Özellikle Kürdistan’da yaşanan hak ihlallerini gündeme getiren bu nedenle bombalanan, yazarları ve dağıtımcıları öldürülen bir gazete. Ancak Özgür Gündem resmi ideolojinin dışında yayın yaptığı için hiçbir zaman özgür olamadı. Bu gazete bir kez daha cezalandırılıyor. Bazı sanıkların beraatine karar verilse de yargı büyük bir ayrım yaparak, dosya da yargılanan Kürt gazetecileri yargılama yolunu seçti.
Şaşırmıyoruz tabii ki! Çünkü yöneten zihniyeti tanıyoruz. Yarattığı korku ortamına karşı mücadele eden, her kesimi düşman olarak gördüklerini biliyoruz. Bana asıl ilginç gelen yargı nasıl utanmadan bu kadar çifte standart içeren uygulamalar yapabiliyor?
Örneğin Nedim Şener! Nedim Şener, CNN’de katıldığı bir tartışma programında bana yönelik “ahlaksız kadın”, “şerefsiz”, “PKK’li kadın” diyerek hem hakaret etti hem de hedef gösterdi. Yaptığımız suç duyurusu üzerine, savcılık kes-yapıştır yöntemiyle “kovuşturmaya yer olmadığı” kararı verdi. Savcı mütalaasında Nedim Şener’in yazısından söz ederken, sorguladığı ifadenin konuşma olduğunun bile farkında değil. Sanığın Nedim Şener olması yeterli.

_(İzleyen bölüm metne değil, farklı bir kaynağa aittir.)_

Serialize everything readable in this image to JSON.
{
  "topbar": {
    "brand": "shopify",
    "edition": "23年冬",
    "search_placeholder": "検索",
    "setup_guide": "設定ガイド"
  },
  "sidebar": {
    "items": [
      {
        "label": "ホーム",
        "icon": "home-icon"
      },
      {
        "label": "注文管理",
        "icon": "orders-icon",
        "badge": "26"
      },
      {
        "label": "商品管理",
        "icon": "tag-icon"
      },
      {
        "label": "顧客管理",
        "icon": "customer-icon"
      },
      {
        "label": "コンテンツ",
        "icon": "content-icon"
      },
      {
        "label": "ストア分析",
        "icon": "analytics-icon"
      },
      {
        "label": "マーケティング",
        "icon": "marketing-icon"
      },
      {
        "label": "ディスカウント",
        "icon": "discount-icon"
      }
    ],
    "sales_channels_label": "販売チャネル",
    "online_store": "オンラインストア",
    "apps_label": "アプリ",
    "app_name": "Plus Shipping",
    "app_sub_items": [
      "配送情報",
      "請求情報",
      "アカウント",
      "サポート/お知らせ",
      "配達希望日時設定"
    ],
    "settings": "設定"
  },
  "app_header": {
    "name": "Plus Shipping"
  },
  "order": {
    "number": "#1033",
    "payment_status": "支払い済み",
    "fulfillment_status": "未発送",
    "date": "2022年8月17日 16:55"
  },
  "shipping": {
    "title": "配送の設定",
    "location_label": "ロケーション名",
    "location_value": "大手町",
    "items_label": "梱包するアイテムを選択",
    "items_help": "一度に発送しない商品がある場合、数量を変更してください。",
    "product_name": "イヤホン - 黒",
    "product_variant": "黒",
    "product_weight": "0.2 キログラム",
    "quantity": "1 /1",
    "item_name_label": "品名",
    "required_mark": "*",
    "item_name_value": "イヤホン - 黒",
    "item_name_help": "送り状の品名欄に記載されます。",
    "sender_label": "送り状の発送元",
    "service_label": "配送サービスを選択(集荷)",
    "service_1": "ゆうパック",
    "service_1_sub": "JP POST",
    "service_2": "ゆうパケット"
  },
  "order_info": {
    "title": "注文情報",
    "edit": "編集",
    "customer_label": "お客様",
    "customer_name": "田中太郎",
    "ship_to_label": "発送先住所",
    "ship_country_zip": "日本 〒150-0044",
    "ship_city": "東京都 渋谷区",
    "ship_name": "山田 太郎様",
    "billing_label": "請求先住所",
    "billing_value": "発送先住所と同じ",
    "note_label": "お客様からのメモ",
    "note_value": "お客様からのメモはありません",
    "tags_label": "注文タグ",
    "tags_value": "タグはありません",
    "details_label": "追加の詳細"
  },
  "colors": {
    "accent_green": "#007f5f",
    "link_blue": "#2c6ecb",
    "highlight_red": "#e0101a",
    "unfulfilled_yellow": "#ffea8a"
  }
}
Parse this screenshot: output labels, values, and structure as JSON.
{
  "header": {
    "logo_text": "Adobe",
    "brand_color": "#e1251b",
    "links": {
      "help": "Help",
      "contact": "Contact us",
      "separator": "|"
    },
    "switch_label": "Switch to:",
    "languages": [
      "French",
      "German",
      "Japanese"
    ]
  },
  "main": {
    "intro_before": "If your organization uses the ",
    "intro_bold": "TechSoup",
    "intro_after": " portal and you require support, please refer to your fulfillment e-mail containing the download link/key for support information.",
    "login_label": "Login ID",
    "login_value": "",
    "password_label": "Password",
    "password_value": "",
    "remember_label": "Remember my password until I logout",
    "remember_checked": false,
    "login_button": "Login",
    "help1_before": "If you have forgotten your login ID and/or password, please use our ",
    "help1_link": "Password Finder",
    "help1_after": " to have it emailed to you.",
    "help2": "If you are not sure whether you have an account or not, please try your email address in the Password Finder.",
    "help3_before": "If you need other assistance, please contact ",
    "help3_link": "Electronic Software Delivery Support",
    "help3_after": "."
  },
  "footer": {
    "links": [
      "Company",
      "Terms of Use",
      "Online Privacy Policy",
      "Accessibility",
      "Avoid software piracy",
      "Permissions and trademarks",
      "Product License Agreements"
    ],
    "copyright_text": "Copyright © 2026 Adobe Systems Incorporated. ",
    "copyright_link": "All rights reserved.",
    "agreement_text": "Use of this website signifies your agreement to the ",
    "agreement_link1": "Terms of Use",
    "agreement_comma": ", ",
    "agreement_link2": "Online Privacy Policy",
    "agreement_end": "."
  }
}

Eğer Nedim Şener ve onun gibiler suçlanıyorsa, savcılar hemen Avrupa İnsan Hakları Mahkemesi ve mahkeme pratiğini hatırlayıp buna göre karar veriyorlar. Oysa aynı savcılar, bizim yargılandığımız dosyalarda ifade özgürlüğünü unutuyorlar. Suçlanan Nedim Şener’e ise, “ahlaksız kadın” ve “şerefsiz” gibi hakaret sözcükleri serbest. Ya da suçlanan, “kanlarınızla banyo yapacağım” diyebilen Sedat Peker ise her türlü ifade serbest. TC devleti ne yazık ki bir hukuk devleti değil. Yazılı hukuk ve altına imza attığı uluslararası sözleşmeler ile yargı pratiği birbirinden farklı.
Ancak pes etmek yok, mücadeleye devam. Çünkü haksızlıklar, hak ihlalleri, çekilen acılar bize devam etmemizi hatırlatıyor.